In this manner, both the tracks and the river are established as conduits for passage from life to death; their respective forms and spaces are limbic or liminal in numerous ways, and for numerous characters in the novel. Just as both the river and the tracks carry items from one place to another, so, too, do these spaces serves as settings for Frank’s transition from child to adult; Ordinary Grace is at least in part a coming-of-age story, and it is consistently on these tracks and at the shore of the river where Frank learns life’s toughest and largest lessons.
These opening chapters also establish the majority of the book’s major characters. In Frank, we have the brooding, cynical early adolescent. Jake, his brother and three years younger, remains more optimistic and honest in his outlook toward the world. Ariel, their sister, is on their side but has a secret life that only just begins to get revealed to the reader. In Nathan, their father, we have a man who has abandoned his prewar plans of becoming an affluent lawyer in order to be a minister, a decision which his wife, Ruth, puts up with but is far from fond of.
Gus, Nathan’s war buddy, reveals that it’s Nathan’s mistakes on the battlefield that have led to the loss of many soldier’s lives, and it’s implicitly stated that this strategic failure is what drives Nathan’s decision to become a man of the cloth. We’re also introduced to Officer Doyle, whose rage is hinted at when he shakes Jake, demanding to know what the boy saw at the railroad tracks, and which will manifest as true sadism later in the novel.
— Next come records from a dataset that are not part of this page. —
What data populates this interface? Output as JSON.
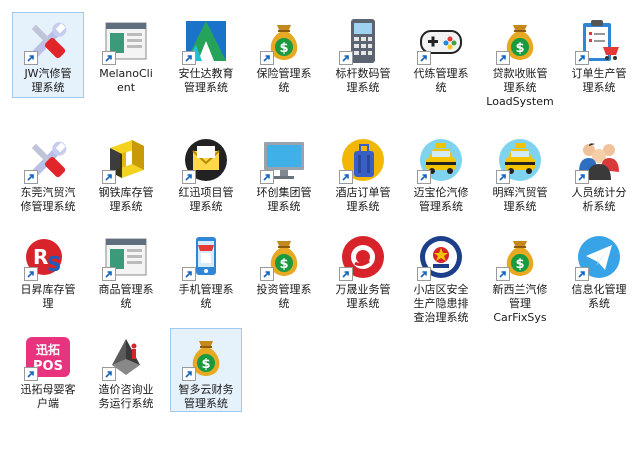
{
  "desktop": {
    "icons": [
      {
        "label": "JW汽修管\n理系统",
        "icon": "wrench-screwdriver-icon"
      },
      {
        "label": "MelanoCli\nent",
        "icon": "window-app-icon"
      },
      {
        "label": "安仕达教育\n管理系统",
        "icon": "green-triangle-logo-icon"
      },
      {
        "label": "保险管理系\n统",
        "icon": "money-bag-icon"
      },
      {
        "label": "标杆数码管\n理系统",
        "icon": "phone-keypad-icon"
      },
      {
        "label": "代练管理系\n统",
        "icon": "gamepad-icon"
      },
      {
        "label": "贷款收账管\n理系统\nLoadSystem",
        "icon": "money-bag-icon"
      },
      {
        "label": "订单生产管\n理系统",
        "icon": "clipboard-cart-icon"
      },
      {
        "label": "东莞汽贸汽\n修管理系统",
        "icon": "wrench-screwdriver-icon"
      },
      {
        "label": "钢铁库存管\n理系统",
        "icon": "steel-beam-icon"
      },
      {
        "label": "红迅项目管\n理系统",
        "icon": "mail-envelope-icon"
      },
      {
        "label": "环创集团管\n理系统",
        "icon": "monitor-icon"
      },
      {
        "label": "酒店订单管\n理系统",
        "icon": "suitcase-icon"
      },
      {
        "label": "迈宝伦汽修\n管理系统",
        "icon": "taxi-icon"
      },
      {
        "label": "明辉汽贸管\n理系统",
        "icon": "taxi-icon"
      },
      {
        "label": "人员统计分\n析系统",
        "icon": "people-group-icon"
      },
      {
        "label": "日昇库存管\n理",
        "icon": "rs-logo-icon"
      },
      {
        "label": "商品管理系\n统",
        "icon": "window-app-icon"
      },
      {
        "label": "手机管理系\n统",
        "icon": "phone-store-icon"
      },
      {
        "label": "投资管理系\n统",
        "icon": "money-bag-icon"
      },
      {
        "label": "万晟业务管\n理系统",
        "icon": "red-camera-icon"
      },
      {
        "label": "小店区安全\n生产隐患排\n查治理系统",
        "icon": "police-badge-icon"
      },
      {
        "label": "新西兰汽修\n管理\nCarFixSys",
        "icon": "money-bag-icon"
      },
      {
        "label": "信息化管理\n系统",
        "icon": "paper-plane-icon"
      },
      {
        "label": "迅拓母婴客\n户端",
        "icon": "pos-logo-icon"
      },
      {
        "label": "造价咨询业\n务运行系统",
        "icon": "cube-logo-icon"
      },
      {
        "label": "智多云财务\n管理系统",
        "icon": "money-bag-icon"
      }
    ]
  }
}
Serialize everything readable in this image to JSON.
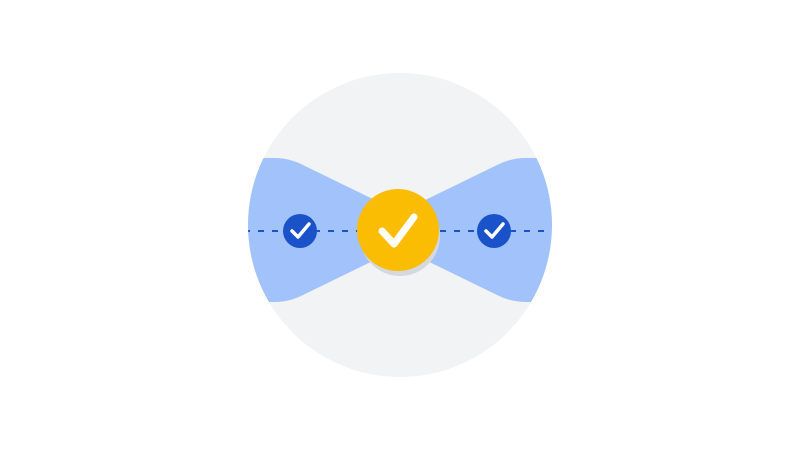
{
  "colors": {
    "page_background": "#ffffff",
    "circle_background": "#f1f3f4",
    "band_fill": "#a1c2fa",
    "dash_line": "#1a53c9",
    "small_check_circle": "#1a53c9",
    "center_check_circle": "#fbbc04",
    "center_shadow": "#d5d9dd",
    "check_mark": "#ffffff"
  },
  "icons": {
    "left": "check-circle-icon",
    "center": "check-circle-icon",
    "right": "check-circle-icon"
  }
}
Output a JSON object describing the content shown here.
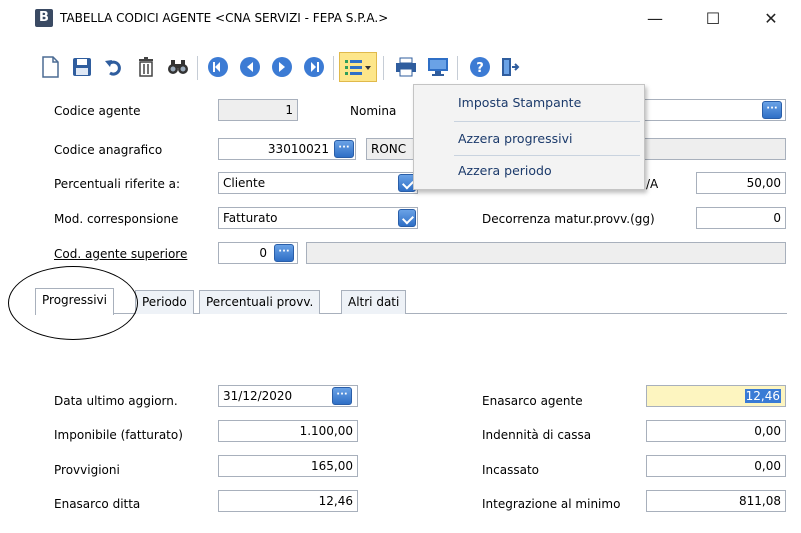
{
  "window": {
    "app_icon": "B",
    "title": "TABELLA CODICI AGENTE <CNA SERVIZI - FEPA S.P.A.>",
    "minimize": "—",
    "maximize": "☐",
    "close": "✕"
  },
  "toolbar": {
    "icons": [
      "new-document-icon",
      "save-icon",
      "undo-icon",
      "delete-icon",
      "find-icon",
      "first-record-icon",
      "prev-record-icon",
      "next-record-icon",
      "last-record-icon",
      "options-menu-icon",
      "print-icon",
      "preview-icon",
      "help-icon",
      "exit-icon"
    ]
  },
  "menu": {
    "items": [
      "Imposta Stampante",
      "Azzera progressivi",
      "Azzera periodo"
    ]
  },
  "form": {
    "codice_agente_label": "Codice agente",
    "codice_agente_value": "1",
    "nominativo_label": "Nomina",
    "codice_anagrafico_label": "Codice anagrafico",
    "codice_anagrafico_value": "33010021",
    "codice_anagrafico_name": "RONC",
    "percentuali_label": "Percentuali riferite a:",
    "percentuali_value": "Cliente",
    "iva_label": "/A",
    "iva_value": "50,00",
    "mod_corresp_label": "Mod. corresponsione",
    "mod_corresp_value": "Fatturato",
    "decorrenza_label": "Decorrenza matur.provv.(gg)",
    "decorrenza_value": "0",
    "cod_sup_label": "Cod. agente superiore",
    "cod_sup_value": "0",
    "ellipsis": "···"
  },
  "tabs": [
    "Progressivi",
    "Periodo",
    "Percentuali provv.",
    "Altri dati"
  ],
  "progressivi": {
    "data_label": "Data ultimo aggiorn.",
    "data_value": "31/12/2020",
    "imponibile_label": "Imponibile (fatturato)",
    "imponibile_value": "1.100,00",
    "provvigioni_label": "Provvigioni",
    "provvigioni_value": "165,00",
    "enasarco_ditta_label": "Enasarco ditta",
    "enasarco_ditta_value": "12,46",
    "enasarco_agente_label": "Enasarco agente",
    "enasarco_agente_value": "12,46",
    "indennita_label": "Indennità di cassa",
    "indennita_value": "0,00",
    "incassato_label": "Incassato",
    "incassato_value": "0,00",
    "integrazione_label": "Integrazione al minimo",
    "integrazione_value": "811,08"
  }
}
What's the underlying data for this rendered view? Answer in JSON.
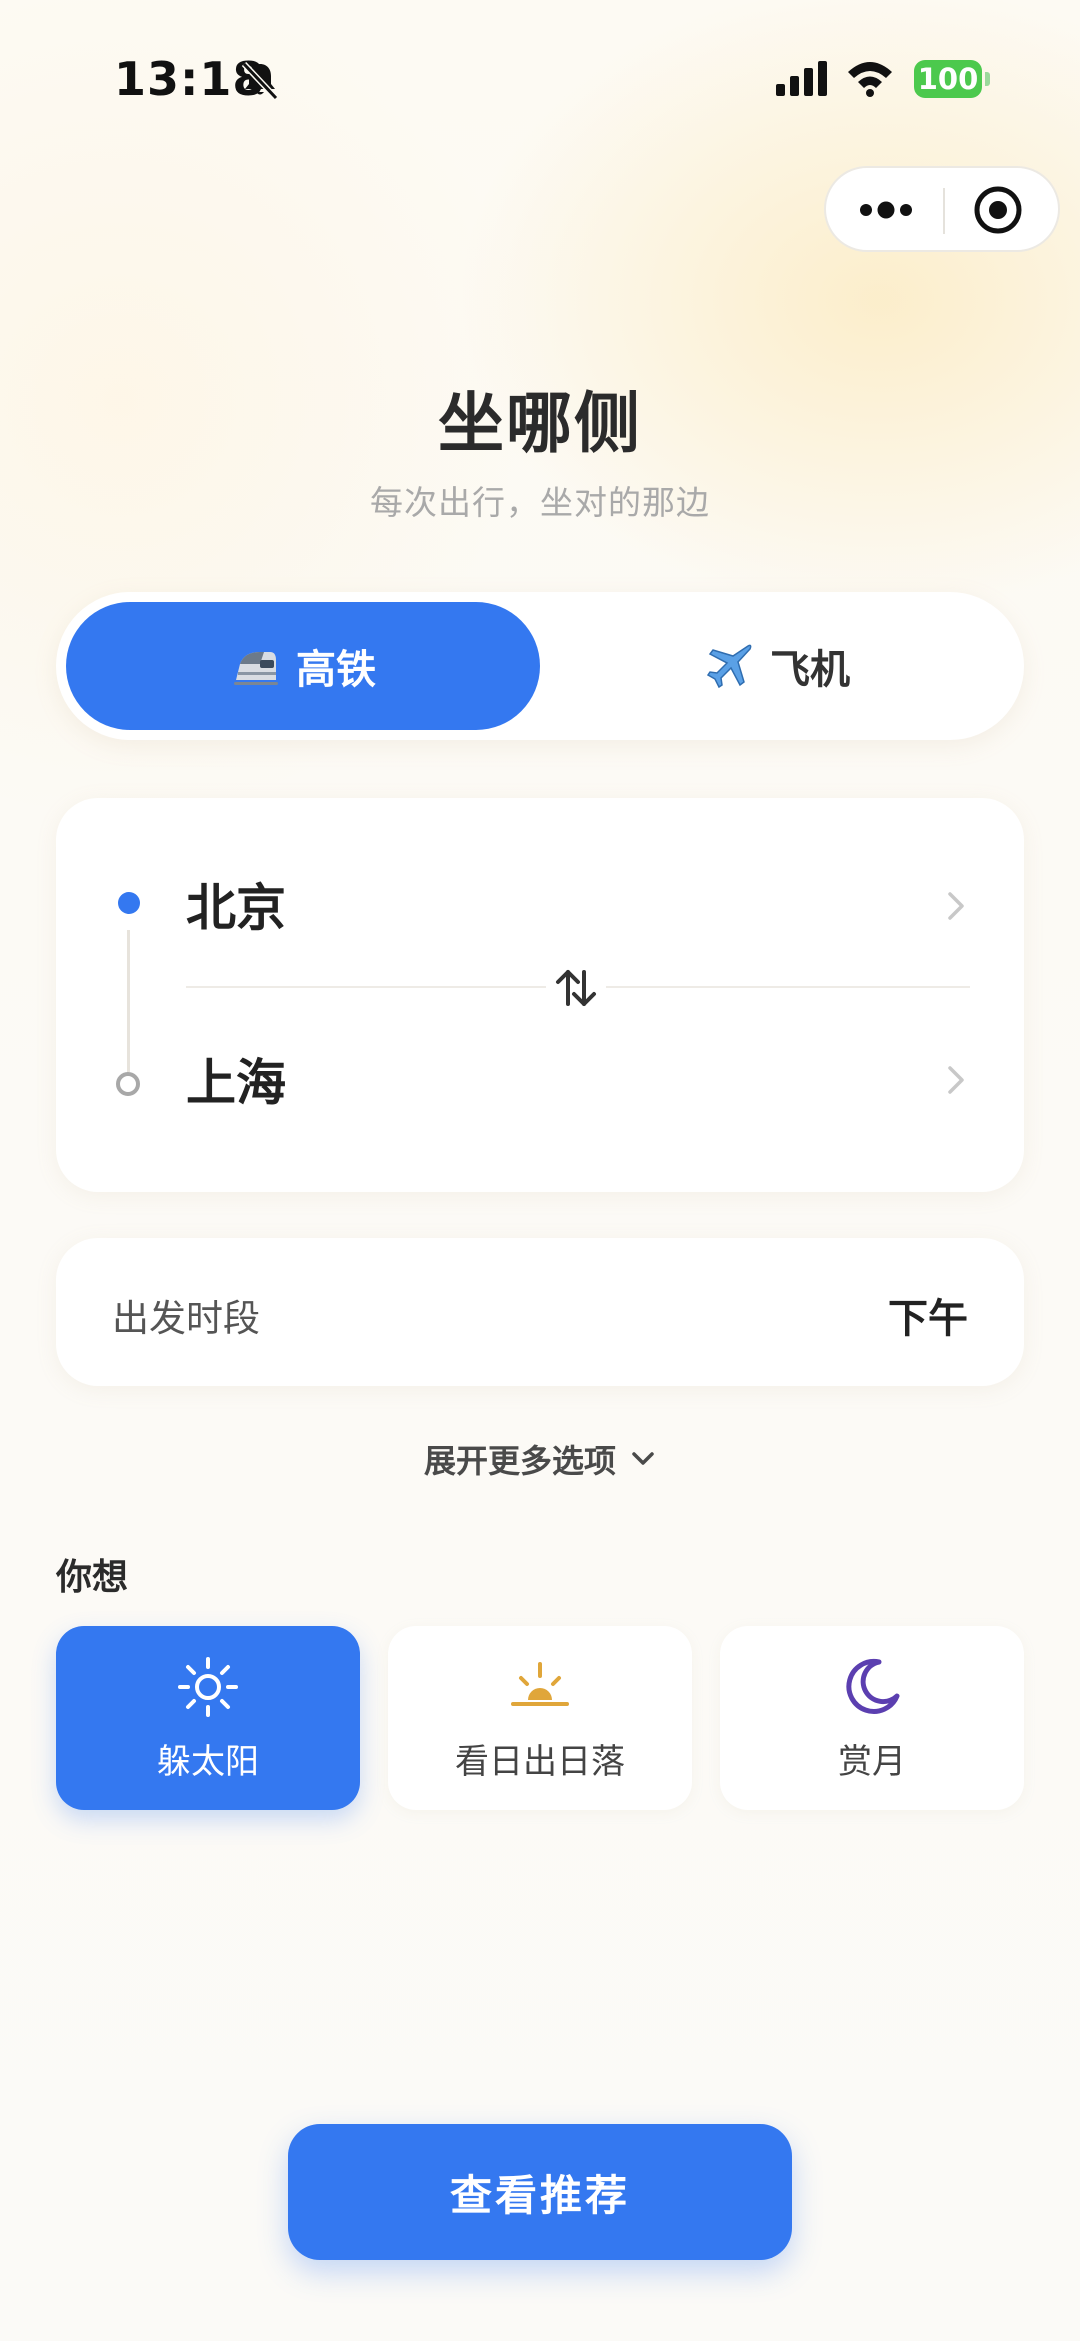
{
  "status_bar": {
    "time": "13:18",
    "battery": "100",
    "icons": [
      "bell-muted-icon",
      "signal-icon",
      "wifi-icon",
      "battery-icon"
    ]
  },
  "capsule": {
    "icons": [
      "more-dots-icon",
      "close-target-icon"
    ]
  },
  "header": {
    "title": "坐哪侧",
    "subtitle": "每次出行，坐对的那边"
  },
  "mode_switch": {
    "selected": "高铁",
    "options": [
      {
        "label": "高铁",
        "icon": "high-speed-train-icon"
      },
      {
        "label": "飞机",
        "icon": "airplane-icon"
      }
    ]
  },
  "route": {
    "from": "北京",
    "to": "上海"
  },
  "depart": {
    "label": "出发时段",
    "value": "下午"
  },
  "expand": {
    "label": "展开更多选项"
  },
  "want": {
    "label": "你想",
    "selected": "躲太阳",
    "options": [
      {
        "label": "躲太阳",
        "icon": "sun-icon"
      },
      {
        "label": "看日出日落",
        "icon": "sunrise-icon"
      },
      {
        "label": "赏月",
        "icon": "moon-icon"
      }
    ]
  },
  "cta": {
    "label": "查看推荐"
  },
  "colors": {
    "accent": "#3478f0",
    "battery": "#4cc94d",
    "sunrise": "#e0a63a",
    "moon": "#5b3fb0"
  }
}
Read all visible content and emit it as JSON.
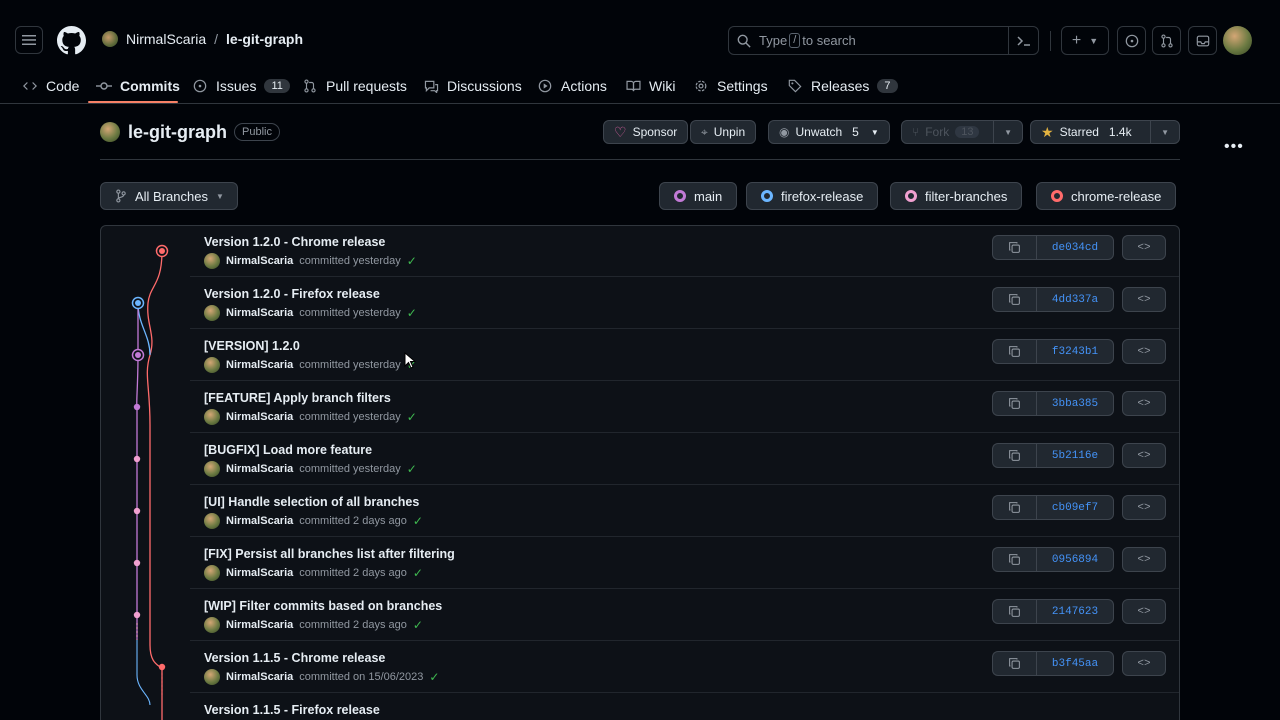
{
  "header": {
    "owner": "NirmalScaria",
    "separator": "/",
    "repo": "le-git-graph",
    "search": {
      "prefix": "Type",
      "key": "/",
      "suffix": "to search"
    }
  },
  "nav": {
    "items": [
      {
        "label": "Code",
        "icon": "code-icon"
      },
      {
        "label": "Commits",
        "icon": "commit-icon",
        "active": true
      },
      {
        "label": "Issues",
        "icon": "issue-icon",
        "count": "11"
      },
      {
        "label": "Pull requests",
        "icon": "pull-request-icon"
      },
      {
        "label": "Discussions",
        "icon": "discussion-icon"
      },
      {
        "label": "Actions",
        "icon": "play-icon"
      },
      {
        "label": "Wiki",
        "icon": "book-icon"
      },
      {
        "label": "Settings",
        "icon": "gear-icon"
      },
      {
        "label": "Releases",
        "icon": "tag-icon",
        "count": "7"
      }
    ]
  },
  "repo": {
    "name": "le-git-graph",
    "visibility": "Public",
    "sponsor": "Sponsor",
    "unpin": "Unpin",
    "unwatch": "Unwatch",
    "watch_count": "5",
    "fork": "Fork",
    "fork_count": "13",
    "starred": "Starred",
    "star_count": "1.4k"
  },
  "branches": {
    "all_label": "All Branches",
    "chips": [
      {
        "name": "main",
        "color": "#c27ad6"
      },
      {
        "name": "firefox-release",
        "color": "#6cb6ff"
      },
      {
        "name": "filter-branches",
        "color": "#f0a0d0"
      },
      {
        "name": "chrome-release",
        "color": "#ff6b6b"
      }
    ]
  },
  "commits": [
    {
      "title": "Version 1.2.0 - Chrome release",
      "author": "NirmalScaria",
      "when": "committed yesterday",
      "sha": "de034cd"
    },
    {
      "title": "Version 1.2.0 - Firefox release",
      "author": "NirmalScaria",
      "when": "committed yesterday",
      "sha": "4dd337a"
    },
    {
      "title": "[VERSION] 1.2.0",
      "author": "NirmalScaria",
      "when": "committed yesterday",
      "sha": "f3243b1"
    },
    {
      "title": "[FEATURE] Apply branch filters",
      "author": "NirmalScaria",
      "when": "committed yesterday",
      "sha": "3bba385"
    },
    {
      "title": "[BUGFIX] Load more feature",
      "author": "NirmalScaria",
      "when": "committed yesterday",
      "sha": "5b2116e"
    },
    {
      "title": "[UI] Handle selection of all branches",
      "author": "NirmalScaria",
      "when": "committed 2 days ago",
      "sha": "cb09ef7"
    },
    {
      "title": "[FIX] Persist all branches list after filtering",
      "author": "NirmalScaria",
      "when": "committed 2 days ago",
      "sha": "0956894"
    },
    {
      "title": "[WIP] Filter commits based on branches",
      "author": "NirmalScaria",
      "when": "committed 2 days ago",
      "sha": "2147623"
    },
    {
      "title": "Version 1.1.5 - Chrome release",
      "author": "NirmalScaria",
      "when": "committed on 15/06/2023",
      "sha": "b3f45aa"
    },
    {
      "title": "Version 1.1.5 - Firefox release",
      "author": "",
      "when": "",
      "sha": ""
    }
  ],
  "code_btn": "<>"
}
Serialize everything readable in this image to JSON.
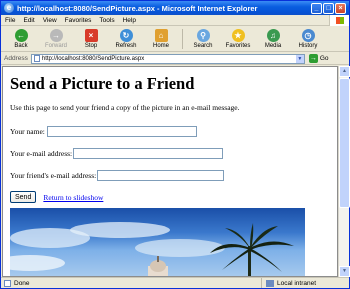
{
  "window": {
    "title": "http://localhost:8080/SendPicture.aspx - Microsoft Internet Explorer"
  },
  "menu": [
    "File",
    "Edit",
    "View",
    "Favorites",
    "Tools",
    "Help"
  ],
  "toolbar": {
    "back": "Back",
    "forward": "Forward",
    "stop": "Stop",
    "refresh": "Refresh",
    "home": "Home",
    "search": "Search",
    "favorites": "Favorites",
    "media": "Media",
    "history": "History"
  },
  "address": {
    "label": "Address",
    "url": "http://localhost:8080/SendPicture.aspx",
    "go": "Go"
  },
  "page": {
    "heading": "Send a Picture to a Friend",
    "intro": "Use this page to send your friend a copy of the picture in an e-mail message.",
    "your_name_label": "Your name:",
    "your_email_label": "Your e-mail address:",
    "friend_email_label": "Your friend's e-mail address:",
    "send_button": "Send",
    "return_link": "Return to slideshow"
  },
  "status": {
    "text": "Done",
    "zone": "Local intranet"
  },
  "colors": {
    "titlebar": "#0a5ee0",
    "link": "#0000ee"
  }
}
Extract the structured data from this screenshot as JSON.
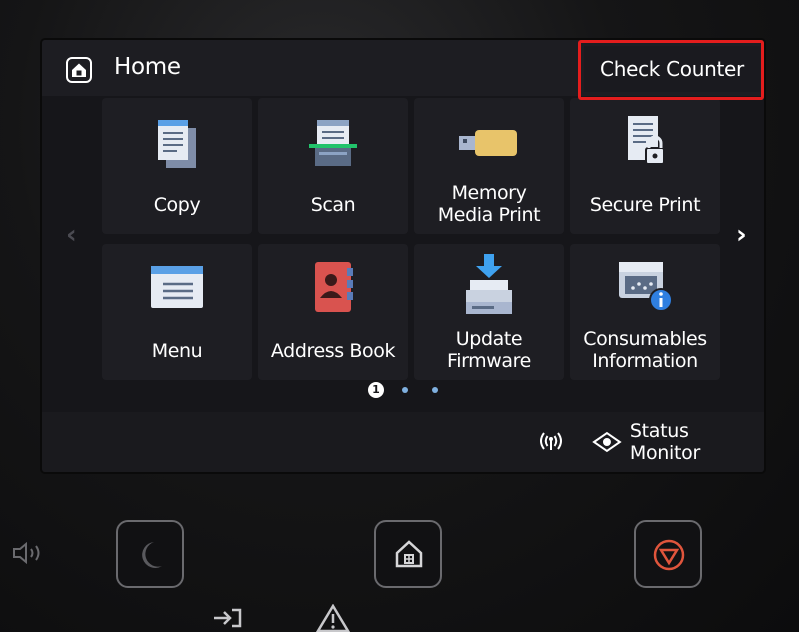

These characters move through their days against the backdrop of small town prairie life—there is the quaint downtown, replete with drugstore and barbershop; there is the local tough, Morris Engdahl; there are the grain elevators, here compared to skeletons, standing against the summer sky. The year itself—1961—is also liminal, in that it is the beginning of the end of 1950s postwar optimism but lies before 1960s countercultural thought sweeps the country, alongside the Vietnam War. In this way, one can view both the time and the place of the novel as a figurative hinge, swinging New Bremen from its quaint and functional past and toward a darker, more difficult future.